B) DA MATÉRIA DE DIREITO
– DA CADUCIDADE DA AÇÃO DE INVESTIGAÇÃO E RECONHECIMENTO DA PATERNIDADE – NORMAS APLICÁVEIS EM TERMOS DE PRAZOS DE CADUCIDADE
j) No que respeita à sentença recorrida, não podemos, desde já, deixar de referir a:
- Manifesta contradição entre a fundamentação apresentada e a decisão proferida, pois que, apesar de fundamentar ser aplicável o prazo de três anos a contar da ocorrência de um dos eventos, previstos nas várias alíneas do n.º 3 do art.º 1817.º do CC, deles se “esquece”, aplicando apenas o prazo de 10 anos previsto no n.º 1.
- Errada aplicação do artigo 1817.º do CC às ações de impugnação da paternidade, pois que o mesmo, apenas e tão só, se aplica as ações de investigação da paternidade.
- Errada aplicação da alínea c) do n.º 3 deste normativo, uma vez que não estamos perante a inexistência de paternidade determinada mas o inverso, conforme se extrai do registo de nascimento juntos aos autos
k) Estando em causa a impugnação da paternidade constante do registo de nascimento, a caducidade da pretensão ao estabelecimento judicial da paternidade biológica está submetida ao regime do invocado n.º 2 do art.º 1817.º do CC, ex vi do art. º1873.º do mesmo diploma.
l) Atendendo ao Ponto 2 dos factos dados como provados resultante da certidão de nascimento junto aos autos – deveria ter sido diferente a conclusão da Mm.ª Juiz. Estando a paternidade da Autora/Recorrente deferida registralmente a CC – existindo, assim, um registo inibitório de qualquer outro registo de paternidade –, não podia a esta fazer investigar, sem mais, a paternidade biológica contra DD. Teria previamente que obter o afastamento da paternidade registada.
Assim,
m) Por força do disposto nos art.ºs 1873.º, 1817.º n.º 2, 1815.º e 329.º do CC, a ação de investigação da paternidade podia ser proposta nos três anos seguintes ao cancelamento desse registo inibitório. Resta dizer que, contrariamente ao decidido, não há qualquer fundamento legal para ser decretada a caducidade, porquanto o prazo de caducidade previsto no art.º 1817º, nº 1 do CC não só não se aplica às ações de impugnação da paternidade, como, in casu, pelas razões supra expostas, é de aplicar o n.º 2 do mesmo preceito à ação de investigação de paternidade – atento o ponto 2 dos factos dados como provados.
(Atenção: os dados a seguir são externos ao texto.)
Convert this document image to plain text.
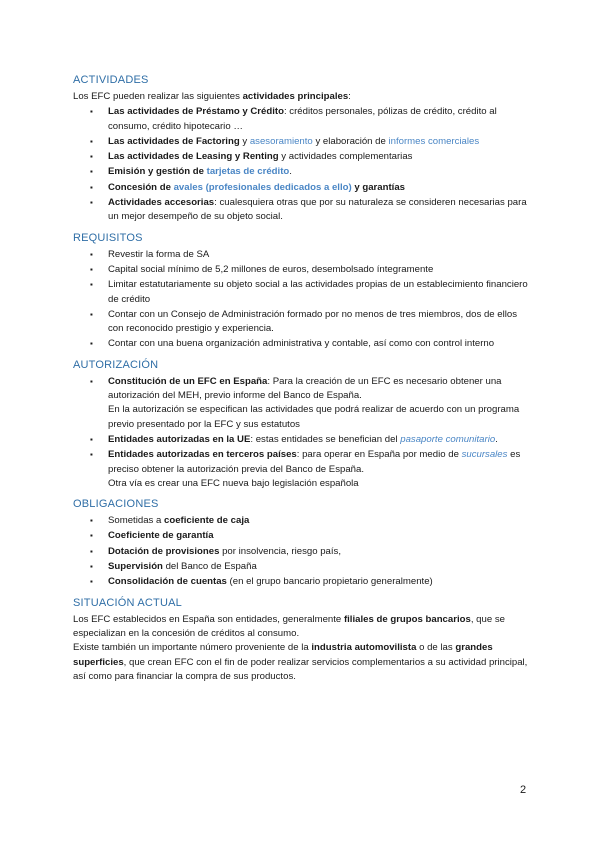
ACTIVIDADES

Los EFC pueden realizar las siguientes actividades principales:

▪ Las actividades de Préstamo y Crédito: créditos personales, pólizas de crédito, crédito al consumo, crédito hipotecario …
▪ Las actividades de Factoring y asesoramiento y elaboración de informes comerciales
▪ Las actividades de Leasing y Renting y actividades complementarias
▪ Emisión y gestión de tarjetas de crédito.
▪ Concesión de avales (profesionales dedicados a ello) y garantías
▪ Actividades accesorias: cualesquiera otras que por su naturaleza se consideren necesarias para un mejor desempeño de su objeto social.
REQUISITOS
▪ Revestir la forma de SA
▪ Capital social mínimo de 5,2 millones de euros, desembolsado íntegramente
▪ Limitar estatutariamente su objeto social a las actividades propias de un establecimiento financiero de crédito
▪ Contar con un Consejo de Administración formado por no menos de tres miembros, dos de ellos con reconocido prestigio y experiencia.
▪ Contar con una buena organización administrativa y contable, así como con control interno
AUTORIZACIÓN
▪ Constitución de un EFC en España: Para la creación de un EFC es necesario obtener una autorización del MEH, previo informe del Banco de España.
En la autorización se especifican las actividades que podrá realizar de acuerdo con un programa previo presentado por la EFC y sus estatutos
▪ Entidades autorizadas en la UE: estas entidades se benefician del pasaporte comunitario.
▪ Entidades autorizadas en terceros países: para operar en España por medio de sucursales es preciso obtener la autorización previa del Banco de España.
Otra vía es crear una EFC nueva bajo legislación española
OBLIGACIONES
▪ Sometidas a coeficiente de caja
▪ Coeficiente de garantía
▪ Dotación de provisiones por insolvencia, riesgo país,
▪ Supervisión del Banco de España
▪ Consolidación de cuentas (en el grupo bancario propietario generalmente)
SITUACIÓN ACTUAL

Los EFC establecidos en España son entidades, generalmente filiales de grupos bancarios, que se especializan en la concesión de créditos al consumo.

Existe también un importante número proveniente de la industria automovilista o de las grandes superficies, que crean EFC con el fin de poder realizar servicios complementarios a su actividad principal, así como para financiar la compra de sus productos.

2
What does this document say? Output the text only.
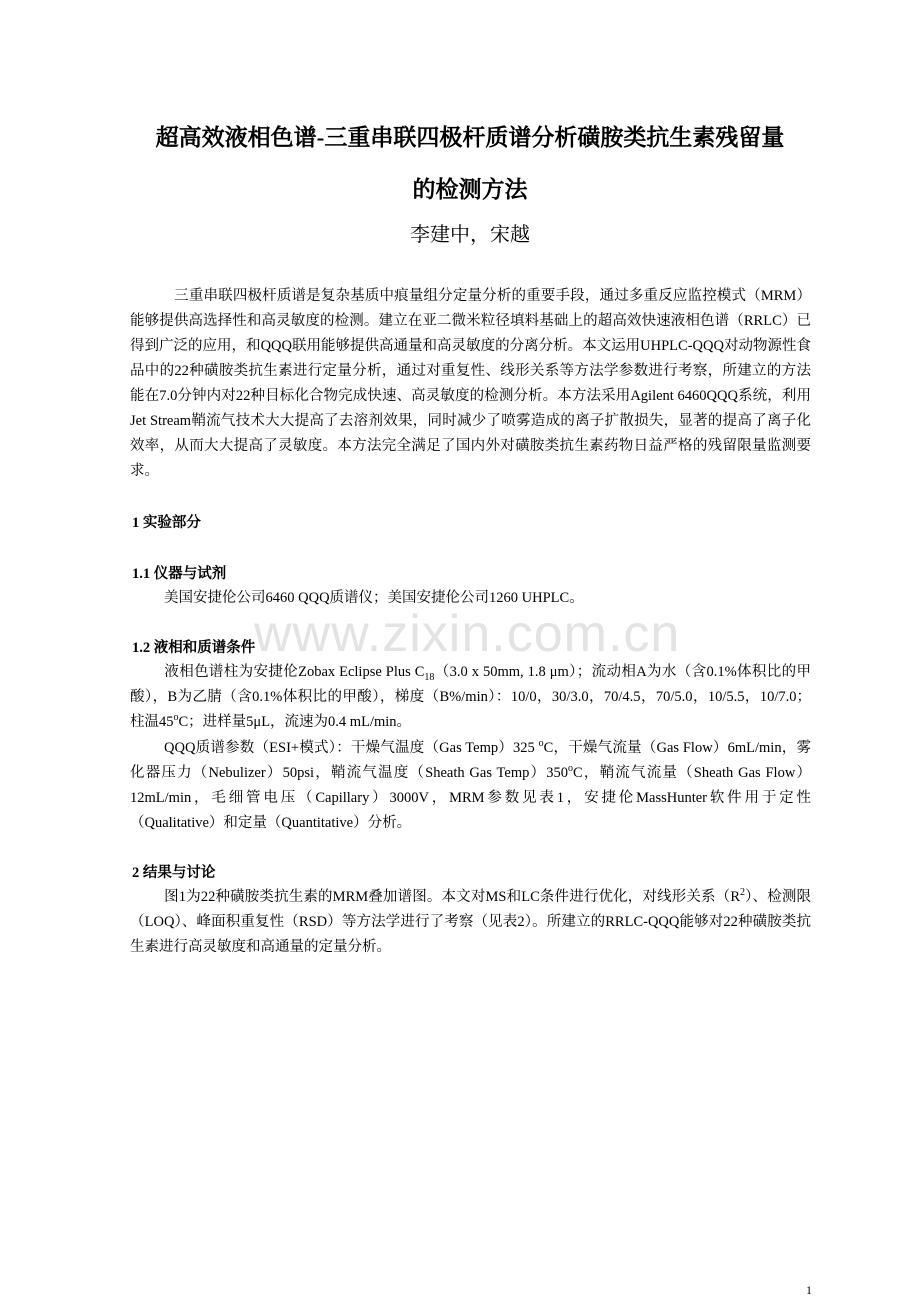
超高效液相色谱-三重串联四极杆质谱分析磺胺类抗生素残留量
的检测方法
李建中，宋越

三重串联四极杆质谱是复杂基质中痕量组分定量分析的重要手段，通过多重反应监控模式（MRM）能够提供高选择性和高灵敏度的检测。建立在亚二微米粒径填料基础上的超高效快速液相色谱（RRLC）已得到广泛的应用，和QQQ联用能够提供高通量和高灵敏度的分离分析。本文运用UHPLC-QQQ对动物源性食品中的22种磺胺类抗生素进行定量分析，通过对重复性、线形关系等方法学参数进行考察，所建立的方法能在7.0分钟内对22种目标化合物完成快速、高灵敏度的检测分析。本方法采用Agilent 6460QQQ系统，利用Jet Stream鞘流气技术大大提高了去溶剂效果，同时减少了喷雾造成的离子扩散损失，显著的提高了离子化效率，从而大大提高了灵敏度。本方法完全满足了国内外对磺胺类抗生素药物日益严格的残留限量监测要求。

1 实验部分
1.1 仪器与试剂

美国安捷伦公司6460 QQQ质谱仪；美国安捷伦公司1260 UHPLC。

1.2 液相和质谱条件

液相色谱柱为安捷伦Zobax Eclipse Plus $C_{18}(3.0$ x 50mm, 1.8 μm）；流动相A为水（含0.1%体积比的甲酸），B为乙腈（含0.1%体积比的甲酸），梯度（B%/min）：10/0，30/3.0，70/4.5，70/5.0，10/5.5，10/7.0；柱温45$^o$C；进样量5μL，流速为0.4 mL/min。

QQQ质谱参数（ESI+模式）：干燥气温度（Gas Temp）325 $^o$C，干燥气流量（Gas Flow）6mL/min，雾化器压力（Nebulizer）50psi，鞘流气温度（Sheath Gas Temp）350$^o$C，鞘流气流量（Sheath Gas Flow）12mL/min，毛细管电压（Capillary）3000V，MRM参数见表1，安捷伦MassHunter软件用于定性（Qualitative）和定量（Quantitative）分析。

2 结果与讨论

图1为22种磺胺类抗生素的MRM叠加谱图。本文对MS和LC条件进行优化，对线形关系$(R^2)$、检测限（LOQ）、峰面积重复性（RSD）等方法学进行了考察（见表2）。所建立的RRLC-QQQ能够对22种磺胺类抗生素进行高灵敏度和高通量的定量分析。

www.zixin.com.cn
1
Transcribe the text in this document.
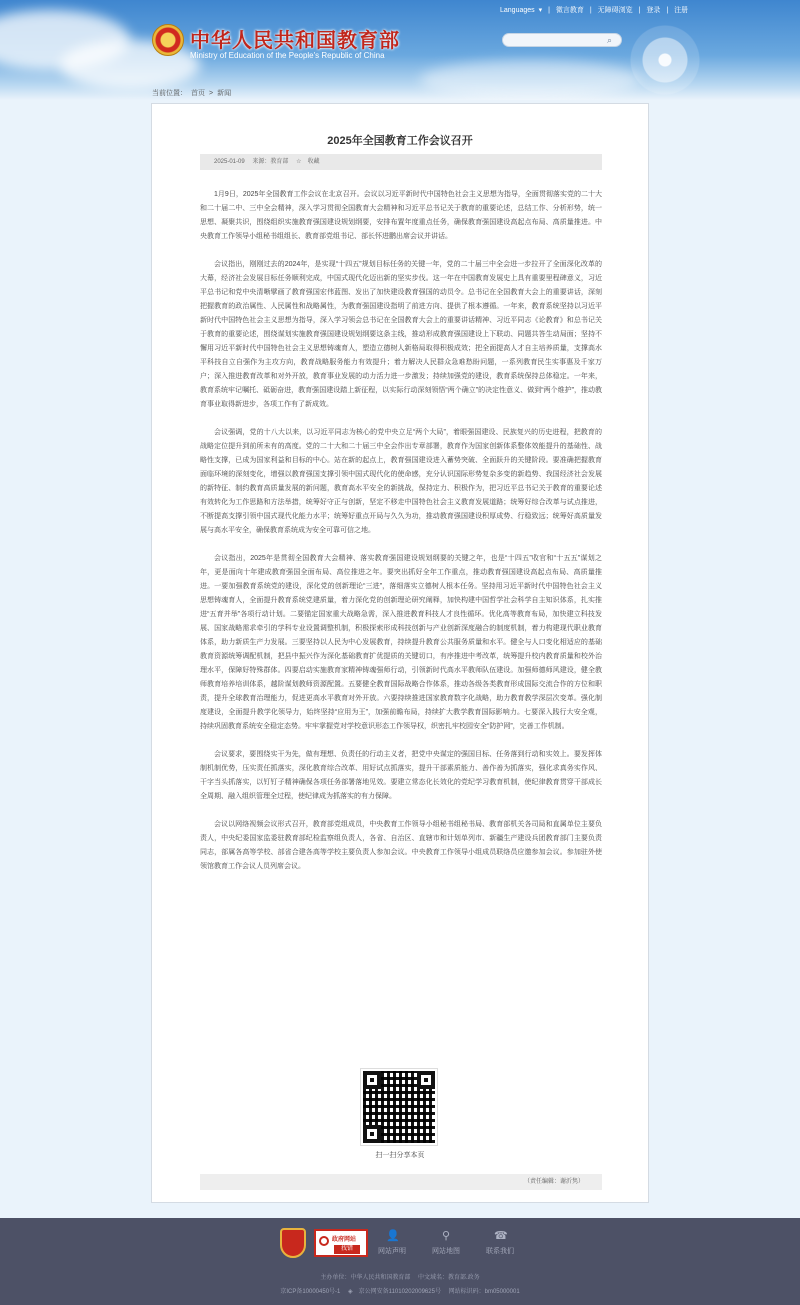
中华人民共和国教育部
Ministry of Education of the People's Republic of China
Languages ▾ | 微言教育 | 无障碍浏览 | 登录 | 注册
⌕
当前位置： 首页 > 新闻
2025年全国教育工作会议召开
2025-01-09 来源：教育部 ☆ 收藏

1月9日，2025年全国教育工作会议在北京召开。会议以习近平新时代中国特色社会主义思想为指导，全面贯彻落实党的二十大和二十届二中、三中全会精神，深入学习贯彻全国教育大会精神和习近平总书记关于教育的重要论述，总结工作、分析形势，统一思想、凝聚共识，围绕组织实施教育强国建设规划纲要，安排布置年度重点任务，确保教育强国建设高起点布局、高质量推进。中央教育工作领导小组秘书组组长、教育部党组书记、部长怀进鹏出席会议并讲话。

会议指出，刚刚过去的2024年，是实现“十四五”规划目标任务的关键一年，党的二十届三中全会进一步拉开了全面深化改革的大幕，经济社会发展目标任务顺利完成，中国式现代化迈出新的坚实步伐。这一年在中国教育发展史上具有重要里程碑意义，习近平总书记和党中央清晰擘画了教育强国宏伟蓝图、发出了加快建设教育强国的动员令。总书记在全国教育大会上的重要讲话，深刻把握教育的政治属性、人民属性和战略属性，为教育强国建设指明了前进方向、提供了根本遵循。一年来，教育系统坚持以习近平新时代中国特色社会主义思想为指导，深入学习领会总书记在全国教育大会上的重要讲话精神、习近平同志《论教育》和总书记关于教育的重要论述，围绕谋划实施教育强国建设规划纲要这条主线，推动形成教育强国建设上下联动、同题共答生动局面；坚持不懈用习近平新时代中国特色社会主义思想铸魂育人，塑造立德树人新格局取得积极成效；把全面提高人才自主培养质量，支撑高水平科技自立自强作为主攻方向，教育战略服务能力有效提升；着力解决人民群众急难愁盼问题，一系列教育民生实事惠及千家万户；深入推进教育改革和对外开放，教育事业发展的动力活力进一步激发；持续加强党的建设，教育系统保持总体稳定。一年来，教育系统牢记嘱托、砥砺奋进，教育强国建设踏上新征程，以实际行动深刻领悟“两个确立”的决定性意义、做到“两个维护”，推动教育事业取得新进步，各项工作有了新成效。

会议强调，党的十八大以来，以习近平同志为核心的党中央立足“两个大局”，着眼强国建设、民族复兴的历史进程，把教育的战略定位提升到前所未有的高度。党的二十大和二十届三中全会作出专章部署，教育作为国家创新体系整体效能提升的基础性、战略性支撑，已成为国家利益和目标的中心。站在新的起点上，教育强国建设进入蓄势突破、全面跃升的关键阶段。要准确把握教育面临环境的深刻变化，增强以教育强国支撑引领中国式现代化的使命感，充分认识国际形势复杂多变的新趋势、我国经济社会发展的新特征、制约教育高质量发展的新问题，教育高水平安全的新挑战，保持定力、积极作为，把习近平总书记关于教育的重要论述有效转化为工作思路和方法举措，统筹好守正与创新，坚定不移走中国特色社会主义教育发展道路；统筹好综合改革与试点推进，不断提高支撑引领中国式现代化能力水平；统筹好重点开局与久久为功，推动教育强国建设积厚成势、行稳致远；统筹好高质量发展与高水平安全，确保教育系统成为安全可靠可信之地。

会议指出，2025年是贯彻全国教育大会精神、落实教育强国建设规划纲要的关键之年，也是“十四五”收官和“十五五”谋划之年，更是面向十年建成教育强国全面布局、高位推进之年。要突出抓好全年工作重点，推动教育强国建设高起点布局、高质量推进。一要加强教育系统党的建设，深化党的创新理论“三进”，落细落实立德树人根本任务。坚持用习近平新时代中国特色社会主义思想铸魂育人，全面提升教育系统党建质量，着力深化党的创新理论研究阐释，加快构建中国哲学社会科学自主知识体系，扎实推进“五育并举”各项行动计划。二要锚定国家重大战略急需，深入推进教育科技人才良性循环。优化高等教育布局，加快建立科技发展、国家战略需求牵引的学科专业设置调整机制，积极探索形成科技创新与产业创新深度融合的制度机制，着力构建现代职业教育体系，助力新质生产力发展。三要坚持以人民为中心发展教育，持续提升教育公共服务质量和水平。健全与人口变化相适应的基础教育资源统筹调配机制，把县中振兴作为深化基础教育扩优提质的关键切口，有序推进中考改革，统筹提升校内教育质量和校外治理水平，保障好特殊群体。四要启动实施教育家精神铸魂强师行动，引领新时代高水平教师队伍建设。加强师德师风建设，健全教师教育培养培训体系，越阶谋划教师资源配置。五要健全教育国际战略合作体系，推动各级各类教育形成国际交流合作的方位和职责，提升全球教育治理能力，促进更高水平教育对外开放。六要持续推进国家教育数字化战略，助力教育教学深层次变革。强化制度建设，全面提升教学化领导力，始终坚持“应用为王”，加强前瞻布局，持续扩大教学教育国际影响力。七要深入践行大安全观，持续巩固教育系统安全稳定态势。牢牢掌握党对学校意识形态工作领导权，织密扎牢校园安全“防护网”，完善工作机制。

会议要求，要围绕实干为先，做有理想、负责任的行动主义者，把党中央谋定的强国目标、任务落到行动和实效上。要发挥体制机制优势，压实责任抓落实，深化教育综合改革、用好试点抓落实，提升干部素质能力、善作善为抓落实，强化求真务实作风、干字当头抓落实，以钉钉子精神确保各项任务部署落地见效。要建立常态化长效化的党纪学习教育机制，使纪律教育贯穿干部成长全周期、融入组织管理全过程，使纪律成为抓落实的有力保障。

会议以网络视频会议形式召开，教育部党组成员，中央教育工作领导小组秘书组秘书局、教育部机关各司局和直属单位主要负责人，中央纪委国家监委驻教育部纪检监察组负责人，各省、自治区、直辖市和计划单列市、新疆生产建设兵团教育部门主要负责同志，部属各高等学校、部省合建各高等学校主要负责人参加会议。中央教育工作领导小组成员联络员应邀参加会议。参加驻外使领馆教育工作会议人员列席会议。

扫一扫分享本页
（责任编辑：谢沂隽）
政府网站
找错
👤
网站声明
⚲
网站地图
☎
联系我们
主办单位：中华人民共和国教育部 中文域名：教育部.政务
京ICP备10000450号-1 ◈ 京公网安备11010202009625号 网站标识码：bm05000001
SEM PRESCINDIR, AINDA QUE ASSIM NÃO SE ENTENDA…
DO ÓNUS DA PROVA DA MATÉRIA DE EXCEÇÃO
n) Seguindo de perto a orientação proferida pelo Acórdão de Uniformização de Jurisprudência do STJ n.º 4/2021, de 15-11-2021, somos de entender que “o ónus de alegar e provar os factos demonstrativos de que a ação foi intentada decorridos mais de três anos sobre os factos que justificaram a ação competia ao réu (…)”,
o) Ainda que se entendesse não ser de aplicar o art.º 1817 n.º 2 do CC – o que não se admite, pois que o prazo apenas começará a contar após o cancelamento do registo de paternidade de CC –, nos casos previstos nos art.ºs 1873.º e 1817.º, n.º 3, alínea b), e n.º 4 do mesmo diploma, o ónus da prova do decurso do prazo de 3 anos recai sobre a Ré, por se tratar de um prazo de caducidade e o seu decurso constituir uma exceção perentória. É também isto que se extrai do art.º 342.º, n.º 1 e 2 do CC:
p) Como se escreveu no Acórdão do Tribunal Constitucional n.º 401/2011, de 22-09-2011, “os prazos de três anos referidos nos transcritos n.º 2 e 3 do artigo 1817.º do Código Civil, contam-se para além do prazo fixado no n.º 1, do mesmo artigo, não caducando o direito de proposição da acção antes de esgotados todos eles. Isto é, mesmo que já tenham decorrido dez anos a partir da maioridade ou emancipação, a ação é ainda exercitável dentro dos prazos previstos nos n.º 2 e 3; inversamente, a ultrapassagem destes prazos não obsta à instauração da ação, se ainda não tiver decorrido o prazo geral contado a partir da maioridade ou emancipação.”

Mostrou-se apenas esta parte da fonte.